Once done at network level, I will continue the data collection and analysis at CUCME end. This will be followed by an analysis of the endpoints (wired and wireless) as well as softphones for telecommuters.
At this point, I should have enough information to conduct a security assessment and provide a report/feedback to the customer and engage with the customer in a discussion about the opportunities for improvement in their security posture and construct to defend against the threats and security risks pertinent to their line of business.
Q8. At Firewall.cx, we are eagerly looking forward to our liaison with you, as a CCIE and as an expert on Cisco IP Telephony. To all our readers and members, what would be your message for all those who want to trace your footsteps towards a career in Cisco IP Telephony?
I started in IT industry almost a decade ago with Linksys support (a division of Cisco Systems).

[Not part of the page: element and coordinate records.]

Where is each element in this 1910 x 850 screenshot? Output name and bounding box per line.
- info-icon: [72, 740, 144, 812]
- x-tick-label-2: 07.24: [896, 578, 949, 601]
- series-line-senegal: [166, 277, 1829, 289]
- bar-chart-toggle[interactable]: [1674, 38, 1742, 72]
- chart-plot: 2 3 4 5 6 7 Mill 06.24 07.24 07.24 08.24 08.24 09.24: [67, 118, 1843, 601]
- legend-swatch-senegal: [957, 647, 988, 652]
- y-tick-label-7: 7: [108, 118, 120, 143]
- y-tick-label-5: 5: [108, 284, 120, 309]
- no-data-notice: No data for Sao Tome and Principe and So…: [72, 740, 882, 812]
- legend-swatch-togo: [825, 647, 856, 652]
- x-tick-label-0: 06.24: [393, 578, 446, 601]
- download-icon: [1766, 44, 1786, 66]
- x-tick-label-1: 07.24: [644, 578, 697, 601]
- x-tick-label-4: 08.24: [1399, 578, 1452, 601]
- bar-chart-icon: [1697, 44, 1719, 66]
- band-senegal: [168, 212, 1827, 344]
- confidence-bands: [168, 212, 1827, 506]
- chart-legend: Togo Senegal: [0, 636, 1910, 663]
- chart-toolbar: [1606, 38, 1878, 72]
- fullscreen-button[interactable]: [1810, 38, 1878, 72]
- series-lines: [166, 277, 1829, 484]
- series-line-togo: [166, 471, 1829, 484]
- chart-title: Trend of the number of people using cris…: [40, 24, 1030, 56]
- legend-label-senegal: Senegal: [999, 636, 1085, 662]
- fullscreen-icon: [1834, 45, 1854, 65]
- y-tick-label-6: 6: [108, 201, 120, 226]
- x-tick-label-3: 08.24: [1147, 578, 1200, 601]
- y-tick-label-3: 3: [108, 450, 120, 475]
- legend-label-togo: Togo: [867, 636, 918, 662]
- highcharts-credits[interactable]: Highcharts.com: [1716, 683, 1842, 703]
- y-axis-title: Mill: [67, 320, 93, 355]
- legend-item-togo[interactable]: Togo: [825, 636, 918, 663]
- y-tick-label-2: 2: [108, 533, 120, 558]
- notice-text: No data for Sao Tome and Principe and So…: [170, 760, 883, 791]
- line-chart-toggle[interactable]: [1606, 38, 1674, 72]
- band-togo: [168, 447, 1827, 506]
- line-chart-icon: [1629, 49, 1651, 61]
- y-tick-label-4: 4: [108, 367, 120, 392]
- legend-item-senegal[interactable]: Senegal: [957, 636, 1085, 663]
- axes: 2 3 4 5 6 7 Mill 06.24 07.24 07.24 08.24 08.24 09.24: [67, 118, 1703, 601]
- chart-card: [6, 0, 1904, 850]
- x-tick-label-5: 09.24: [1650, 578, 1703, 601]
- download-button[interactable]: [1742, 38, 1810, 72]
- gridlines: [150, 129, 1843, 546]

Then I worked with Cisco TAC for a couple of years in the security and AVVID teams, which gave me a real view and feel of things from both security and telephony domains. After Cisco TAC I joined the Cisco Advanced Services (AS) team where I was responsible for Cisco’s UC and security portfolio for customer facing projects. From thereon I managed a team of consultants. On the way I did CCNA, CCVP, CCSP, CCDP, and many other Cisco specialist certifications to enhance my knowledge and worked towards my first CCIE which was in Voice and my second CCIE which was in Security. I am a co-lead of Cisco AS UC Security Tiger Team and have been working on a ton of UC Security projects, consulting assignments, workshops, knowledge transfer sessions, and so on.
It’s almost two years ago when I decided to write a book on the very subject of my interest that is – UC/IP Telephony security. As I mentioned earlier in this interview, I felt there was a dire need of a title which could bridge the otherwise prominent gap between UC and Security domains.
My advice to anyone who wishes to make his/her career into Cisco IP Telephony domain is, ensure your basics are strong as the product may change and morph forms however, the basics will always remain the same. Always be honest with yourself and do what it takes to ensure that you complete your work/assignment – keeping in mind the balance between your professional and personal life. Lastly, do self-training or get training from Cisco/Partners on new products or services to ensure you are keeping up with the trends and changes in Cisco’s collaboration portfolio.